Feature Scaling is a technique to standardize the independent features present in the data in a fixed range. It is performed during the data pre-processing to handle highly varying magnitudes or values or units. If feature scaling is not done, then a machine learning algorithm tends to weigh greater values, higher and consider smaller values as the lower values, regardless of the unit of the values. Unscaled data can adversely impact a model’s ability to make accurate predictions.

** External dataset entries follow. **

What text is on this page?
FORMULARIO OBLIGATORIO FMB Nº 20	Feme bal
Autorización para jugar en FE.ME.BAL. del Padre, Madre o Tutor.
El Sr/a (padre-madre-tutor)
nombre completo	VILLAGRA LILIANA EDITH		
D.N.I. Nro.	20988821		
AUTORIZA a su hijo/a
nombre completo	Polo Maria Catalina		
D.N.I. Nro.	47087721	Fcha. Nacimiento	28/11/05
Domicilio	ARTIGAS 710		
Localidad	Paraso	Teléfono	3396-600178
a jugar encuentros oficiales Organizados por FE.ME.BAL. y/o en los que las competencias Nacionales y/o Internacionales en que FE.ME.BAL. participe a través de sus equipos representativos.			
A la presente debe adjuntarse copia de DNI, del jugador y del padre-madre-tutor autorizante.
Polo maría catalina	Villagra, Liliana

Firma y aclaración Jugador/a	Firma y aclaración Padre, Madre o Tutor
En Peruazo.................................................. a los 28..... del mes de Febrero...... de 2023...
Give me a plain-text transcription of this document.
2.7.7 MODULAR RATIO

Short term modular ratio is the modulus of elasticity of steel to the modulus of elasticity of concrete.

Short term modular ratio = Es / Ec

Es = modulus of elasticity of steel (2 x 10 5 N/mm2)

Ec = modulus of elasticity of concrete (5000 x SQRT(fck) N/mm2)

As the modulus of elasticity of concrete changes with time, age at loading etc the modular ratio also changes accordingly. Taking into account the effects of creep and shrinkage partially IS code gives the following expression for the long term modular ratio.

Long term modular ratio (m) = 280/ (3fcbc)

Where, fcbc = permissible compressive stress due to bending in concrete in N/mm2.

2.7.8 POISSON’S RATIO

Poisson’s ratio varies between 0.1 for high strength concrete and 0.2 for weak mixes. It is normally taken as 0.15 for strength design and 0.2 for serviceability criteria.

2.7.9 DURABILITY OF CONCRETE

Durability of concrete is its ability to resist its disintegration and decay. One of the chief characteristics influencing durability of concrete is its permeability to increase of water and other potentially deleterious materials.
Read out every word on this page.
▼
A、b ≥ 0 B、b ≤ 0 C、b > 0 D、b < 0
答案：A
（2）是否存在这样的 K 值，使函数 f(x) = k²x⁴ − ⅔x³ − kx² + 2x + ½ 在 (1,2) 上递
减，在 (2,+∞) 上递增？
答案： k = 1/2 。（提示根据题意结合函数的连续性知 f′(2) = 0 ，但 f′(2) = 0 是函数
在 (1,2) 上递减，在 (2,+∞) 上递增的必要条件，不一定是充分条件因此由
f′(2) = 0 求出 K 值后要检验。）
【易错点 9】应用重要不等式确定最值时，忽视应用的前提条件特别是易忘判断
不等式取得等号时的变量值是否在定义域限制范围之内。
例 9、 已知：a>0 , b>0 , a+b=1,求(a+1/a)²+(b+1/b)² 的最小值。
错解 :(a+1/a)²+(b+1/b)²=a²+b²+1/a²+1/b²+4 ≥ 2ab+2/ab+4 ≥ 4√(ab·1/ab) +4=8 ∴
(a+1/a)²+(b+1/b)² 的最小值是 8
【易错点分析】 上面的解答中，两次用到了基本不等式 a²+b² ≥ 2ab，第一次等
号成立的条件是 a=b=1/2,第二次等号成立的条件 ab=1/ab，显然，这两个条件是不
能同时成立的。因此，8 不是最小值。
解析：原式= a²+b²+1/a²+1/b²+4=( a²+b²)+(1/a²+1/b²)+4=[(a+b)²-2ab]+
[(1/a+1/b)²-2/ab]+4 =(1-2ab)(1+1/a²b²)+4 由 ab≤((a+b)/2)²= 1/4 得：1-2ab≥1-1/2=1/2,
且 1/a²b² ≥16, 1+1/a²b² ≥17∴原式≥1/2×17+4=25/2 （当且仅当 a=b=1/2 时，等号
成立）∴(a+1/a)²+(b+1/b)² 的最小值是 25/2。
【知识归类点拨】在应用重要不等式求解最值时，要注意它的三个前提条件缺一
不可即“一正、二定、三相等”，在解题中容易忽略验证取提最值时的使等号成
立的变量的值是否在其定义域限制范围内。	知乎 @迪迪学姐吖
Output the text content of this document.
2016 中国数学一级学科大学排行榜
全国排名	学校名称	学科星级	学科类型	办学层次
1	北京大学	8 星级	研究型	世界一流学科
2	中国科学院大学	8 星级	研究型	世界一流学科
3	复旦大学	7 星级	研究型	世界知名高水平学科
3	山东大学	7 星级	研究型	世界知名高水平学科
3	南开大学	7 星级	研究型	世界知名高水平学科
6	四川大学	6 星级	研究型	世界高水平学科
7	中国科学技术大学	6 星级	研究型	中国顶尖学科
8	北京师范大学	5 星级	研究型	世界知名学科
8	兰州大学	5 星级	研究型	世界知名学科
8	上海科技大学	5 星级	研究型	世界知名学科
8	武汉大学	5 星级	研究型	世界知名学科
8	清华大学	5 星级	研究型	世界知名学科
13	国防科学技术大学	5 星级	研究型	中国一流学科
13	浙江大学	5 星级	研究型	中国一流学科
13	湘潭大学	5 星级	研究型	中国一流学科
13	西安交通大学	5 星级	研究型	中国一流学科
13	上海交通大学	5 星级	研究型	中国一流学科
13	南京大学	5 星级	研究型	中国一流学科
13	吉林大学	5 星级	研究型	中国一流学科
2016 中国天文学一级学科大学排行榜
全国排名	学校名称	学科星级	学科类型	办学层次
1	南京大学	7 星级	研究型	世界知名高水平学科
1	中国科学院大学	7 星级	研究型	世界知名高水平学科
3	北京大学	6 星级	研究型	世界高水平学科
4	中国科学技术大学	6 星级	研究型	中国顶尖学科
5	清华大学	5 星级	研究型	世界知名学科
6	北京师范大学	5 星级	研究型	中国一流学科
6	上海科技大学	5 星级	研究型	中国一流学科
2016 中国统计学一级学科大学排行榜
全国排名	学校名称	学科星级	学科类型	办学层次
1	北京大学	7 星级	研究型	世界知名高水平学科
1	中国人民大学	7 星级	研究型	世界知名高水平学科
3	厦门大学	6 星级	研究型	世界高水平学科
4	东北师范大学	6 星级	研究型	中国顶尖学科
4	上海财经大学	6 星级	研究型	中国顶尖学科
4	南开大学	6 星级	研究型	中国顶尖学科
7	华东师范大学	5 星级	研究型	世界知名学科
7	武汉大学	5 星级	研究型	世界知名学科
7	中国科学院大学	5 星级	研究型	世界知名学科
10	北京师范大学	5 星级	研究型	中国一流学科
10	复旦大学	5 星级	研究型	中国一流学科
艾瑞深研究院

The dataset we used is "Data_for_Feature_Scaling.csv" where at first we check for the missing value if any then we drop it using dropna(). We calculated mean and median before performing feature scaling. Then we observe that the features have very varying magnitude. In our case, Age and Salary are those features. This is where feature scaling can help us resolve this issue. Feature Scaling can be done in two ways:
MinMaxScaler also known as Normalisation is a sacling technique whereby the values in a column are shifted so that they are bounded between a fixed range of 0 and 1. The formula for normalisation is as follows: X_new = (X - X_min) / (X_max - X_min)
StandardScaler also known as Zero-score normalisation is another scaling technique whereby the values in a column are rescaled so that they demonstrate the properties of a standard Gaussian distribution, that is mean = 0 and variance = 1. The formula for standardisation is as follows: X_new = (X - mean) / std
when should we use normalisation and when should we use standardisation? The choice between normalisation and standardisation really comes down to the application.
Standardisation is generally preferred over normalisation in most machine learning context as it is especially important when comparing the similarities between features based on certain distance measures. This is most prominent in Principal Component Analysis (PCA), a dimensionality reduction algorithm, where we are interested in the components that maximise the variance in the data.
Normalisation, on the other hand, also offers many practical applications particularly in computer vision and image processing where pixel intensities have to be normalised in order to fit within the RGB colour range between 0 and 255. Moreover, neural network algorithms typically require data to be normalised to a 0 to 1 scale before model training.
One can always apply both techniques and compare the model performance under each approach for the best result.
As a matter of fact, feature scaling does not always result in an improvement in model performance. There are some machine learning models that do not require feature scaling.
Gradient descent is an iterative optimisation algorithm that takes us to the minimum of a function. Machine learning algorithms like linear regression and logistic regression rely on gradient descent to minimise their loss functions or in other words, to reduce the error between the predicted values and the actual values. Having features with varying degrees of magnitude and range will cause different step sizes for each feature. Therefore, to ensure that gradient descent converges more smoothly and quickly, we need to scale our features so that they share a similar scale.
The underlying algorithms to distance-based models make them the most vulnerable to unscaled data. Algorithms like k-nearest neighbours, support vector machines and k-means clustering use the distance between data points to determine their similarity. Hence, features with a greater magnitude will be assigned a higher weightage by the model. Also, it is important that we implement feature scaling to our data before fitting them to distance-based algos to ensure that all features contribute equally to predictions.
The tree splits each node in such a way that it increases the homogeneity of that node. This split is not affected by the other features in the dataset. For that reason, we can deduce that decision trees are invariant to the scale of the features and thus do not require feature scaling. This also includes other ensemble models that tree-based, for example, random forest and gradient boosting.
To summarise, feature scaling is the process of transforming the features in a dataset so that their values share a similar scale. We have learned the difference between normalisation and standardisation as well as 2 different scalers in the Scikit-learn library, MinMaxScaler, StandardScaler. We also learned that gradient descent and distance-based algorithms require feature scaling while tree-based algorithms do not.